ST. GEORGE, Utah –
As the spike in the omicron variant of COVID-19 cases affect Southern Utah, the Utah National Guard COVID-19 Joint Task Force deployed 17 Soldiers to assist at the Southern Utah Veterans Home in Ivins, Utah, and St. George Regional Hospital, Feb. 9, 2022.
“We are a state asset and so we operate wherever we are needed in the state. We are here to help out in whatever way possible,” said Pfc. Samuel Rettie, a Soldier assigned to the 222nd Field Artillery, and a St. George resident. “Being deployed to St. George isn’t anything out of the ordinary, it’s just us here doing what we are here to do and helping out.”
Nine of the Soldiers attended a two-day nurse aide training taught by Avalon Health Care, that oversees the Southern Utah Veterans Home.
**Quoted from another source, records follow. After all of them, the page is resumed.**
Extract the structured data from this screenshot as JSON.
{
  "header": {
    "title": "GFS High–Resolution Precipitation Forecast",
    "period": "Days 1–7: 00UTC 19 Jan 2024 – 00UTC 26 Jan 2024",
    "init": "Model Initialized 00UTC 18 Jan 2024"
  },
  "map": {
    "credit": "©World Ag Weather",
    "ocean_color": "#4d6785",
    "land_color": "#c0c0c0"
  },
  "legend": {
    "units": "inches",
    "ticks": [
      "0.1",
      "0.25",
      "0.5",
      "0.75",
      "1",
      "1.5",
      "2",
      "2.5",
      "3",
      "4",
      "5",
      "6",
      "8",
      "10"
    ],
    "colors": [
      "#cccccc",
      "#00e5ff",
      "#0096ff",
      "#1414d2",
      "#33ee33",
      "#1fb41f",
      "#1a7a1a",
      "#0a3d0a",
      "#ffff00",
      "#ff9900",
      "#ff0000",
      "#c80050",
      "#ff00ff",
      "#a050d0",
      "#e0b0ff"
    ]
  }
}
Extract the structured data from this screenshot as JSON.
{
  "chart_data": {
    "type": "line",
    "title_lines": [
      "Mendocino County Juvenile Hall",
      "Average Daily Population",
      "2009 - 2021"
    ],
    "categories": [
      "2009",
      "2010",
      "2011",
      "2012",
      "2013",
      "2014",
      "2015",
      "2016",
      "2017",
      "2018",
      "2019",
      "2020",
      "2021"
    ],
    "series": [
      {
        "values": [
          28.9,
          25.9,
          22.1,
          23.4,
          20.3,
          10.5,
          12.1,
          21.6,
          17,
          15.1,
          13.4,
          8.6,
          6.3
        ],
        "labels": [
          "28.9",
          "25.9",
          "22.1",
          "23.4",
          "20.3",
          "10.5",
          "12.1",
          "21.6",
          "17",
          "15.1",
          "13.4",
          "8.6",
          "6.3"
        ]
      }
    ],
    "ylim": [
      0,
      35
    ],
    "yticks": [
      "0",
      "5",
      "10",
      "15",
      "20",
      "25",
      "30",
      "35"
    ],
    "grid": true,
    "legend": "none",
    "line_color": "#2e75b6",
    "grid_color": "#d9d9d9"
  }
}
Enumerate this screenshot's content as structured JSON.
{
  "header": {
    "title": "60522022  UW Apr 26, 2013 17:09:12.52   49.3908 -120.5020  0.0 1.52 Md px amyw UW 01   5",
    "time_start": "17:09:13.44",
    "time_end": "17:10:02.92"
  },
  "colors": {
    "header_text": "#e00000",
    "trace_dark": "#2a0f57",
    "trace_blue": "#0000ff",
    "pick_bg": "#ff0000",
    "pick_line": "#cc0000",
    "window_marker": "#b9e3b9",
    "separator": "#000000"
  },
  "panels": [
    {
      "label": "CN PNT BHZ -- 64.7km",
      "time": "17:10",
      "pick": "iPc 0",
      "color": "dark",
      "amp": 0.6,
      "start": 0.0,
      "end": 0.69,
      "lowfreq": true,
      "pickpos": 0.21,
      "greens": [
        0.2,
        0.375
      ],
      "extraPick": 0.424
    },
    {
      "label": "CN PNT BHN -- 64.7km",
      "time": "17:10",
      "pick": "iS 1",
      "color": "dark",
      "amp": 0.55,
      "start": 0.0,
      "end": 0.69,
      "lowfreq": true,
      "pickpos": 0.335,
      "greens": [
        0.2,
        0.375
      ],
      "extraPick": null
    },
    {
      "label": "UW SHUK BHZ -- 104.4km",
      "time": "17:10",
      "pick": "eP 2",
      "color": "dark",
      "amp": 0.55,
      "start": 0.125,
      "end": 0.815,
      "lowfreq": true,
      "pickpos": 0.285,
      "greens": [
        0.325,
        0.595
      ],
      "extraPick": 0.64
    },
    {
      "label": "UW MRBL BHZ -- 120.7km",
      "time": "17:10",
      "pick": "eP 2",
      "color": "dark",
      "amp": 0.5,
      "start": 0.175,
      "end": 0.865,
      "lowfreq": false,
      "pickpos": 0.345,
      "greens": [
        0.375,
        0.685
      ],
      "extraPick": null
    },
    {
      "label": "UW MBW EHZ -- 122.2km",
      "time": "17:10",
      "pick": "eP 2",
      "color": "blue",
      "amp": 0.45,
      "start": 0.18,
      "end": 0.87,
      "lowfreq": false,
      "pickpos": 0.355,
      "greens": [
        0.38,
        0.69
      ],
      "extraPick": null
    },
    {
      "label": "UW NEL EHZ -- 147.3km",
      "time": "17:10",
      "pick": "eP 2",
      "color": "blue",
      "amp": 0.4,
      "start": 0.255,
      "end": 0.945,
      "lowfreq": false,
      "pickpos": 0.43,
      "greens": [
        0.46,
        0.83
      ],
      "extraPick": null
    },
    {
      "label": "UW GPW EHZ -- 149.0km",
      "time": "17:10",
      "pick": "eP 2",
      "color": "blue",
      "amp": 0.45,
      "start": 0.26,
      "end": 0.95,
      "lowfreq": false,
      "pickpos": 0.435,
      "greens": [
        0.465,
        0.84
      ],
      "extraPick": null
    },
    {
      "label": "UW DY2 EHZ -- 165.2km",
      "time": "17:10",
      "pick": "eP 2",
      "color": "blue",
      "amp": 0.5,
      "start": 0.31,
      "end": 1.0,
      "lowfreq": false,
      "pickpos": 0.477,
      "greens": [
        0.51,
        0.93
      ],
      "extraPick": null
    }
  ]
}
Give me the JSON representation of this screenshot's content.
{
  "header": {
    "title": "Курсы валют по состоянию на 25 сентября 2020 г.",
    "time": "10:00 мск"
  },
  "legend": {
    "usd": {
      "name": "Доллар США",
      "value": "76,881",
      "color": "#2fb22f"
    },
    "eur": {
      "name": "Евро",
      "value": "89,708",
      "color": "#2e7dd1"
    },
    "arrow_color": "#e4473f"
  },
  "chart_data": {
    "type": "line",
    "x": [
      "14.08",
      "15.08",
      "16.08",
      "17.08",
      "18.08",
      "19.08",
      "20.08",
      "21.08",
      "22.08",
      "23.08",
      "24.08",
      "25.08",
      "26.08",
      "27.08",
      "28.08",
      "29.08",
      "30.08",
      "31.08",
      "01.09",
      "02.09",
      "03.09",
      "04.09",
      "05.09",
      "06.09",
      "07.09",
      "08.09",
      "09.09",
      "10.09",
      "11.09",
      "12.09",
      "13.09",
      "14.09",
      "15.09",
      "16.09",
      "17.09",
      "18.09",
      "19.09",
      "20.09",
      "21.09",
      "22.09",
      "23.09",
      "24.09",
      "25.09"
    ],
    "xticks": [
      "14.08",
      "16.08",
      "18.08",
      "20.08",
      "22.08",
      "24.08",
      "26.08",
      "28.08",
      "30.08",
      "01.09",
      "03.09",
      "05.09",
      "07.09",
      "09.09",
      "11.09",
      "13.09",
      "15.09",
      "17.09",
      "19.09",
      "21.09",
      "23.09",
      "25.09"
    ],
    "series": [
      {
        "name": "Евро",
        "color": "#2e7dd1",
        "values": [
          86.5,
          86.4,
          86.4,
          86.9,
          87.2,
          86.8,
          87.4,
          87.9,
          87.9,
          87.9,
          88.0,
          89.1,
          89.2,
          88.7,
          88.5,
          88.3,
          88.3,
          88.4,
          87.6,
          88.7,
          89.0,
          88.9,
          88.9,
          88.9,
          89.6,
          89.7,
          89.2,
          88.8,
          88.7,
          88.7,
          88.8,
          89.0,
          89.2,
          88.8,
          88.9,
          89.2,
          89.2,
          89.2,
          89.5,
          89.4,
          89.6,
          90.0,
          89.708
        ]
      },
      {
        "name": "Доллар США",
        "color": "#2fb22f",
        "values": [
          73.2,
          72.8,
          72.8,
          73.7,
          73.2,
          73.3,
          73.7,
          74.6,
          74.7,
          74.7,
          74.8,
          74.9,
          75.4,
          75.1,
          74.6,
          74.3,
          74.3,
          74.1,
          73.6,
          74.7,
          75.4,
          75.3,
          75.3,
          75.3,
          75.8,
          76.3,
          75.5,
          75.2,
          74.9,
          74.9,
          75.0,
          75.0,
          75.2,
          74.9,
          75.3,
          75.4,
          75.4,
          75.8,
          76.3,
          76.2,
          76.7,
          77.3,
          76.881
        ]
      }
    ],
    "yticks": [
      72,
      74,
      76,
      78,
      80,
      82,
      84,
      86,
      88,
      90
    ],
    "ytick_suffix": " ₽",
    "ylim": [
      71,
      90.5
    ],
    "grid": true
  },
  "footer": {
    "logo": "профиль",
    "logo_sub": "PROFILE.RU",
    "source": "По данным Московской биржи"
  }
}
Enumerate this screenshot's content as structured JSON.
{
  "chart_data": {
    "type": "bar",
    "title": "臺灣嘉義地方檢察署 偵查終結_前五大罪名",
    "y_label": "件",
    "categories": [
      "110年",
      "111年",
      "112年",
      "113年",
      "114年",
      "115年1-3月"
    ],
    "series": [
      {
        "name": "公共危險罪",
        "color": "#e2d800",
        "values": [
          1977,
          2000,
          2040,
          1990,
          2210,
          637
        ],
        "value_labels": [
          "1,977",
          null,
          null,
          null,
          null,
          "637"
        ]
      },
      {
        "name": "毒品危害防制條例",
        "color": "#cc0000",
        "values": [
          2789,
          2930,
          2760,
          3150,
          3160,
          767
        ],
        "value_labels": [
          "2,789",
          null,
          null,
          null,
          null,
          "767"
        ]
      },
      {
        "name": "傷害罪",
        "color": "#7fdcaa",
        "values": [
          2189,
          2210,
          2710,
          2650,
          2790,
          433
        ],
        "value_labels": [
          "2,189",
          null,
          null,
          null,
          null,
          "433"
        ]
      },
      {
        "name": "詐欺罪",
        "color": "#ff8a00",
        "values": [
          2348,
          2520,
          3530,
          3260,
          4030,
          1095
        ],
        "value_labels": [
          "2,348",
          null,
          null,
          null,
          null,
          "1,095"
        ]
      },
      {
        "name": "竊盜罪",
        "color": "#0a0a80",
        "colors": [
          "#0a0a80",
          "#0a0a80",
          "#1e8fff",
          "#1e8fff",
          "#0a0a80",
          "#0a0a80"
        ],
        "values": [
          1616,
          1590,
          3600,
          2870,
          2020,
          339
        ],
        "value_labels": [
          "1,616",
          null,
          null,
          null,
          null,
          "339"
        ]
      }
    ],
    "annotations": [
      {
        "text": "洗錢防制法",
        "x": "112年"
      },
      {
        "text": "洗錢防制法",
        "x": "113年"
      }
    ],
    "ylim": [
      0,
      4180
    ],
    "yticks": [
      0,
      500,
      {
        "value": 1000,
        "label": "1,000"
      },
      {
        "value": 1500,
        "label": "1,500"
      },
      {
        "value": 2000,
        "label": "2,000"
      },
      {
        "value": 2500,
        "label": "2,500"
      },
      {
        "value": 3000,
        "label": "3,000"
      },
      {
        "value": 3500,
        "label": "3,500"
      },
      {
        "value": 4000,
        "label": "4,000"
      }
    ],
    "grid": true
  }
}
“I’m honestly super honored to be here and be on these orders,” said Rettie. “All over you hear lots of comments or complaints or statements about the worker shortages and it’s probably the most prominent impact we’ve seen within our community. It’s an honor to fill these shortages and to be here to help out in whatever way possible.”
Day two of nurse aide training consists of skills for hands-on training with equipment and mannequins to simulate the real-world health care environment.
“Today we are learning all the practical skills that we went over in the textbook definition,” said Pfc. Zakariah Wahlen, a Cedar City resident serving in the 222nd Field Artillery. “We will be (learning) how to move people, how to address people, just barely we learned how to take blood pressure, how to put on personal protective equipment and how to wash our hands.”
Rettie added, “I feel confident in where I need to go to take what I’ve learned and apply it to the hands-on experience. I’m looking forward to getting as much knowledge out of this course as possible.”
Six of those completing the training will assist at the Southern Utah Veterans Home for the following two weeks.
“We are just helping out wherever we can, helping the residents with their day-to-day lives and helping the medical staff be more focused on the patients by taking care of whatever else they need,” said Rettie.
Several of the Soldiers serving in Southern Utah also live in the area where they will be working.
“It’s great to be serving in my local area and seeing the impact with us here. It's super to have this opportunity,” said Rettie.
Some of the Soldiers have been thinking of working in the medical field and feel this is valuable training that will help them decide what career path to pursue.
“I think the medical field is a very interesting field and I’ve looked into it a little bit, I’m just not sure where I want to go to school for it yet,” said Wahlen,. “I was very honored that they were giving opportunities to come help, I’m always actively looking to go to school and get more education through the Guard.”
The Nurse’s Aide Training is vastly different from the military skill set of these Soldiers, but it is training they can continue to grow from.
“There are lots of things I didn’t know. There are lots of details that people can just miss and I’m learning a lot and I can’t wait to store that knowledge and use it to my best capabilities,” said Pfc. David Bravo, from Hurricane, a Soldier assigned to the 222nd Headquarters, Headquarters Battery, at the Cedar City Armory.
Working at the veterans home and assisting those that have also served their country is an honor and a way for these younger Soldiers to say, “thank you for your service.”
“I feel very honored to help, especially to help those that served before, just feel very honored to help them and be able to give back to them,” said Wahlen.
“It’s a good feeling because I know that they have had sacrifices themselves and so to be here and be able to help them and be able to apply my knowledge to take care of them, it is an honor, it is something that I hope that they enjoy and that they appreciate because we appreciate them,” said Bravo.